SLIDESHOW

Saturday, December 4, 2010

7th SD: courtroom scenes

Mineola Courthouse
Photo credit: Newsday, William Murphy, 2010
Lawyers in the Johnson-Martins state Senate race will be in court for a rare Saturday session to review the performance of the new optical scan voting machines.

Here are some notebook leftovers from previous hearings on whether disputed paper ballots should be counted:


1) There was the case of Dead Man Walking Johnson, a Mineola man who showed up to vote Nov. 2nd, but he was not on the list of registered voters. He was allowed to fill out an affidavit ballot, and when elections workers later checked his history as part of their close examination of paper ballots in the Martins-Johnson race, it found he was dead to them.
Mr. Johnson’s wife apparently had gotten into a dispute with her husband and wrote a letter to the Board of Elections in 2007 saying he was dead, election lawyers said. A curious kind of revenge the lawyers agreed, and they agreed, with prodding from Justice Ira Warshawsky, that his vote should be counted.
(That also led to some byplay about the dead voters who once formed a solid voting bloc in the City of Long Beach. But that was many years ago, of course.)


2) Some voters did not properly fill out the back of their affidavit ballots, but attorney Steven Schlesinger noted that the county’s Reference Guide for (Poll) Inspectors refers only to a “primary election affidavit oath,” so poll inspectors might have thought that voters were not required to fill it out for the general election. Justice Warshawsky issued one of his many sighs that day and plowed ahead.
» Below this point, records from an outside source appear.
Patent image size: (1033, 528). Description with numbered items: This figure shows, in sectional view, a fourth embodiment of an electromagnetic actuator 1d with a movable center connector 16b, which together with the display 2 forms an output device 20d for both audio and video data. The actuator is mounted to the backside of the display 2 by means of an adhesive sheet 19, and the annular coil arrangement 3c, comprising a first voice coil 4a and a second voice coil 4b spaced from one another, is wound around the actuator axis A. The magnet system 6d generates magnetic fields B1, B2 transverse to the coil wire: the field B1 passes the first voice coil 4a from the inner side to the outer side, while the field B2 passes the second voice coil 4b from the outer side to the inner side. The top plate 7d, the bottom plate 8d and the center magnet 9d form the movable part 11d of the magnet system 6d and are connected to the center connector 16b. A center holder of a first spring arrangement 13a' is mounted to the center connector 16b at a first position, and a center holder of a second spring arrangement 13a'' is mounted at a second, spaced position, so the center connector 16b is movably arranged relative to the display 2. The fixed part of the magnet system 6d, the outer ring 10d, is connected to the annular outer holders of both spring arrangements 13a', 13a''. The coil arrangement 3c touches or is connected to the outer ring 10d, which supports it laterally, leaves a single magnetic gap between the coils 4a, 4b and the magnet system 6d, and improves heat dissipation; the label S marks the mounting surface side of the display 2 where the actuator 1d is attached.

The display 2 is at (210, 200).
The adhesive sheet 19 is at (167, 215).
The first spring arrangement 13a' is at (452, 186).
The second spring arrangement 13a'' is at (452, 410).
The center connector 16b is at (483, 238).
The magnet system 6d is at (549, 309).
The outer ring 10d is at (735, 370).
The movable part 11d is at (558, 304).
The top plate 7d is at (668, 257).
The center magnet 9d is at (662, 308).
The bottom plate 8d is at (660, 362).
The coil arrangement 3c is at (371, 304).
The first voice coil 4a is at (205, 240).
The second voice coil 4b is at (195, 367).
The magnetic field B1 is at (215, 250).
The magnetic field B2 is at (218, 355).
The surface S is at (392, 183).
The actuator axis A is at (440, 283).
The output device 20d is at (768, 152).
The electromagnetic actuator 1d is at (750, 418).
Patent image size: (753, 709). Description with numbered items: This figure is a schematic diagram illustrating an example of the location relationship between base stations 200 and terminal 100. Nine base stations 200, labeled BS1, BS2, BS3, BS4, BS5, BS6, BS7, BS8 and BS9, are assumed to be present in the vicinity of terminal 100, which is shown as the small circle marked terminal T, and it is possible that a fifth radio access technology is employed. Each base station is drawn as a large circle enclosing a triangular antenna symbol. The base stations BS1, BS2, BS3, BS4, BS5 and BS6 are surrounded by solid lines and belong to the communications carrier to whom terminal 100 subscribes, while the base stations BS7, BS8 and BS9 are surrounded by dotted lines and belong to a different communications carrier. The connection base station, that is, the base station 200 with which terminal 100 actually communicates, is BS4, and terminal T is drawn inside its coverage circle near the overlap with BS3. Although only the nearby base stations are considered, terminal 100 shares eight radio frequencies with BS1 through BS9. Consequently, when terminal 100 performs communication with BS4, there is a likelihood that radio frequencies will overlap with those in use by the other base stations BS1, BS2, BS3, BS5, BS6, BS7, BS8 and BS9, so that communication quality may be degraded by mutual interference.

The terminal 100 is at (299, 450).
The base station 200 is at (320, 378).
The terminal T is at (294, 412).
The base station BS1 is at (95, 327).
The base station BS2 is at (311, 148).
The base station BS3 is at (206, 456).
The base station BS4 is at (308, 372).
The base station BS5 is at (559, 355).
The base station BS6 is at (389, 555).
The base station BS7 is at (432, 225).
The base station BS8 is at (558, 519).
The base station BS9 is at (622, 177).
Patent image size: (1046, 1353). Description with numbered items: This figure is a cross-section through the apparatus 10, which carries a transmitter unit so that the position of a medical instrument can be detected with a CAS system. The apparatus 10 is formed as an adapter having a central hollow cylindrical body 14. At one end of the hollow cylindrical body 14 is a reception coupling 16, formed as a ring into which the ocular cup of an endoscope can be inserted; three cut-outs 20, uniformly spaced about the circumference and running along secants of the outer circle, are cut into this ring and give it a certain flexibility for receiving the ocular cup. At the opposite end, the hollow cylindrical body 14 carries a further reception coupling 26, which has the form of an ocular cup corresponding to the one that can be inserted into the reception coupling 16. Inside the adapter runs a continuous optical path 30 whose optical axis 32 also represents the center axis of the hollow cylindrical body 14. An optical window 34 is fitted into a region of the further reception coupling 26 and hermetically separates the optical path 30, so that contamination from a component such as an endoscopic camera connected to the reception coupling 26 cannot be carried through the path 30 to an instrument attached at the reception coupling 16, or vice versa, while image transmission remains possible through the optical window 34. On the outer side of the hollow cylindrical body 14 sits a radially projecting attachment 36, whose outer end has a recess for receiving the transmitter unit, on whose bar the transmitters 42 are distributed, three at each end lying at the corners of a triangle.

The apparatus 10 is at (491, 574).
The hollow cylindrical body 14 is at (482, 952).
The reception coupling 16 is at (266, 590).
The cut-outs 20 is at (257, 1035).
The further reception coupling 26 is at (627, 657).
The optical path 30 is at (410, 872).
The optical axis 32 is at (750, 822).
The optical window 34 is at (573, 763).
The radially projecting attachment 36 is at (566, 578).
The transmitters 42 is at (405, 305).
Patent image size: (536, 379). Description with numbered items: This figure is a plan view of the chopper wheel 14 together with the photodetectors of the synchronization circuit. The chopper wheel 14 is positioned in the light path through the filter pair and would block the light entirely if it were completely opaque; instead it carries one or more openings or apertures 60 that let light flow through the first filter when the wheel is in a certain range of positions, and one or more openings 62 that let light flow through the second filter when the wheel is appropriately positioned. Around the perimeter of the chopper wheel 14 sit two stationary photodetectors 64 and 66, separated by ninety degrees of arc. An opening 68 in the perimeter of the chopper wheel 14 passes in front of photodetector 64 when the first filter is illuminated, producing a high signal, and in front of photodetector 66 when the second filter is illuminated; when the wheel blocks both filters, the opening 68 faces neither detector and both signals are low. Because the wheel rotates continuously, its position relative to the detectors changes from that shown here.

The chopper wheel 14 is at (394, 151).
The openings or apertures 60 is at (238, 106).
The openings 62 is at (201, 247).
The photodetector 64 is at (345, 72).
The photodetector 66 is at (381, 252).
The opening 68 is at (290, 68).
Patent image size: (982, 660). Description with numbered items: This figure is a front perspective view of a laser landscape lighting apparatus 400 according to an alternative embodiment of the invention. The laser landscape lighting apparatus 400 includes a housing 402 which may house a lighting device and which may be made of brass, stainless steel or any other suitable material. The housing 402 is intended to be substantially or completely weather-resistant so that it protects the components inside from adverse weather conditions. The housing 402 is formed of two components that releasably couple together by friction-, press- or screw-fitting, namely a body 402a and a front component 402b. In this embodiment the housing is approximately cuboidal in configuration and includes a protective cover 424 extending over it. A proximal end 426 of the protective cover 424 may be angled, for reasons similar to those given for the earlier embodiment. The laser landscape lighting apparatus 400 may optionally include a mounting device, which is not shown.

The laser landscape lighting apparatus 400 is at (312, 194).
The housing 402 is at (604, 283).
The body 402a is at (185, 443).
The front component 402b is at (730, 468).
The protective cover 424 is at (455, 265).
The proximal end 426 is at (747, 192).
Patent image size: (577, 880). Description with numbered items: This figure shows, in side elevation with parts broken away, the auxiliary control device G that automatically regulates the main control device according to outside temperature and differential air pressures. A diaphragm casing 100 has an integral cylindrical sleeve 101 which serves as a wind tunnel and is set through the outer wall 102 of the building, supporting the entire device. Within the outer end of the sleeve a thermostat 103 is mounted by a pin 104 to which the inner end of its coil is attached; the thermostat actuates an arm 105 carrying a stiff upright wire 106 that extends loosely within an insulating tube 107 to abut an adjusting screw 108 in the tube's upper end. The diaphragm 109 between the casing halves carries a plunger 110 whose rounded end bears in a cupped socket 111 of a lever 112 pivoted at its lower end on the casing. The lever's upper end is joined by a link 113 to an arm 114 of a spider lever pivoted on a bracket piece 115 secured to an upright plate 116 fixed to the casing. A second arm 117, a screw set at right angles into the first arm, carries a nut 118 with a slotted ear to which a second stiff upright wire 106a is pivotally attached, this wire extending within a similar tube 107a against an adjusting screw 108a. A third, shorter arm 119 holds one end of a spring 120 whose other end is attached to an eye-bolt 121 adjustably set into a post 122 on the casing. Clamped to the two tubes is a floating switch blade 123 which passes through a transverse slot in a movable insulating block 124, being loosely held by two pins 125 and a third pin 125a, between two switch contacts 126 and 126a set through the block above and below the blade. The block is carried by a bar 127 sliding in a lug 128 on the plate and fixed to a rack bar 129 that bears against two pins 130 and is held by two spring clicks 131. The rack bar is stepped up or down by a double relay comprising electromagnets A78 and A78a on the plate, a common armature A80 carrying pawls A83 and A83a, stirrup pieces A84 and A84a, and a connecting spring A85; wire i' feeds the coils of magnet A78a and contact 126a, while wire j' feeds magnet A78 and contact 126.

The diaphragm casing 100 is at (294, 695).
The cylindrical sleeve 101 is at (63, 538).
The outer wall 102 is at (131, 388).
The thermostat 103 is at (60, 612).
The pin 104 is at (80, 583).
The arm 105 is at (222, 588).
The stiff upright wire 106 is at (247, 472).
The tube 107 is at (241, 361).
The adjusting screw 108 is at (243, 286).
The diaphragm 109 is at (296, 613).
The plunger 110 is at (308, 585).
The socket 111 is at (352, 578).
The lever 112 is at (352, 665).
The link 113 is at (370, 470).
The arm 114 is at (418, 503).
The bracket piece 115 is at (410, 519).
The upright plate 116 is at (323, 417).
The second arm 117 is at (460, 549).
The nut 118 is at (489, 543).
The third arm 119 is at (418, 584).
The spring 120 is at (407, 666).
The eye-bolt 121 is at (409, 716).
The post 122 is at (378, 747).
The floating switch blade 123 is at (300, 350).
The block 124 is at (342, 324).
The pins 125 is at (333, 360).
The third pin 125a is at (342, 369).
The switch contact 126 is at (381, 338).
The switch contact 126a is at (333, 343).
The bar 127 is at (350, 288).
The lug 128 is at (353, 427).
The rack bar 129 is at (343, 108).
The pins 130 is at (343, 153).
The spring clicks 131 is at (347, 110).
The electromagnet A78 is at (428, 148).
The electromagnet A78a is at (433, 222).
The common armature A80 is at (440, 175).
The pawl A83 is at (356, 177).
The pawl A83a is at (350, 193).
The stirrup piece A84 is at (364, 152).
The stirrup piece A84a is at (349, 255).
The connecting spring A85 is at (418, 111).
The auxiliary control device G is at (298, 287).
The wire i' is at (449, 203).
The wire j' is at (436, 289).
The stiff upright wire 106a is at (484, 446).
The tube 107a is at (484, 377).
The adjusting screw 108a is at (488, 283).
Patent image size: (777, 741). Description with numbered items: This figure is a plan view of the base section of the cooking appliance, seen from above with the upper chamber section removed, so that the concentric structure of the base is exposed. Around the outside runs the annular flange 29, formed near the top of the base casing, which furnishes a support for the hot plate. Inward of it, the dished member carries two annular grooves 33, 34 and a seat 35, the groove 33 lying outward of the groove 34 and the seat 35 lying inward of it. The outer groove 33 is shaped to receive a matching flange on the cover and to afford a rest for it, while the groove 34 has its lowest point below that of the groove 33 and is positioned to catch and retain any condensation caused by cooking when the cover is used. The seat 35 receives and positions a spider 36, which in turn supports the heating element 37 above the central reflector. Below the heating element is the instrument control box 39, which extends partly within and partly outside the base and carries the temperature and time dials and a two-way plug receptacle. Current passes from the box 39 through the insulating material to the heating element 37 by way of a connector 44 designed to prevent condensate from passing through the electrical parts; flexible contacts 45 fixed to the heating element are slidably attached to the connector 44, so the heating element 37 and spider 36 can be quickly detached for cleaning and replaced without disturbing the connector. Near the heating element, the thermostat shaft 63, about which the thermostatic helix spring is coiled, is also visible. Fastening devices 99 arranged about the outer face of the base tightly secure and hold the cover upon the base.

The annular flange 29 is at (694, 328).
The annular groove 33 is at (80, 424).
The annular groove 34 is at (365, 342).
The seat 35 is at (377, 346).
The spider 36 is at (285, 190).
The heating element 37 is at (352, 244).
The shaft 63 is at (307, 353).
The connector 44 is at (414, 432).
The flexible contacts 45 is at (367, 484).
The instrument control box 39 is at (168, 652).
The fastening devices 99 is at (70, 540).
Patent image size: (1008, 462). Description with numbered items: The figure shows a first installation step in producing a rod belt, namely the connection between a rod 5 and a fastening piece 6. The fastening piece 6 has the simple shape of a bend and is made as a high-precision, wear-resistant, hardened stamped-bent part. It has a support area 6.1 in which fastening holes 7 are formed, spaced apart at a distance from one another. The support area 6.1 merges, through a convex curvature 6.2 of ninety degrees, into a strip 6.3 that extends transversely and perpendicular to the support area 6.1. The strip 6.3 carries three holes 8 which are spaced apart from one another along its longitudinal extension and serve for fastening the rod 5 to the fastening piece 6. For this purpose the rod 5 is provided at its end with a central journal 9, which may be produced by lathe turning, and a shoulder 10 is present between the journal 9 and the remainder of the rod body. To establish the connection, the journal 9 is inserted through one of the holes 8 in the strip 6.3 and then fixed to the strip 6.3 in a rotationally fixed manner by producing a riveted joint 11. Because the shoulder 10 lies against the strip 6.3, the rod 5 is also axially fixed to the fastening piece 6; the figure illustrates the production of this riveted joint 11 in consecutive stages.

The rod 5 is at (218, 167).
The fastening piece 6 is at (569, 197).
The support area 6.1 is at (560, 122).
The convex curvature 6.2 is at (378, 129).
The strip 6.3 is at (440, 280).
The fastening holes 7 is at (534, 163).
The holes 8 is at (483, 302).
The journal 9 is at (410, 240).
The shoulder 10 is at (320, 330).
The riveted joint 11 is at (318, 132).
3) Turning to an absentee ballot that was mailed in by a voter, the judge noted that someone other than the voter had written on the application form that an absentee ballot, apparently from a nursing home, was necessary because the voter was “development disabled/death,” but probably meant “deaf,” the judge said.


“The court is somewhat concerned about who is voting for themselves — or the facility manager — because the person voting did not fill this (application form) out,” the judge said. He added at another point: “Someone should check and see if these people exist.”


4) Another voter filled out an absentee application a decade ago with a firm hand, but signed another form a day later with handwriting so bad that it indicated, “some kind of trauma,” the judge said.


5) Poll workers required a man with an Asian name to fill out an affidavit ballot because they confused his first name and his last name and couldn’t find him on the list of registered voters.


6) Sometimes the voters got confused. One woman misunderstood what 7th SD (Senate District) stood for, and wrote in “I am in school district 10.” School board elections are in May.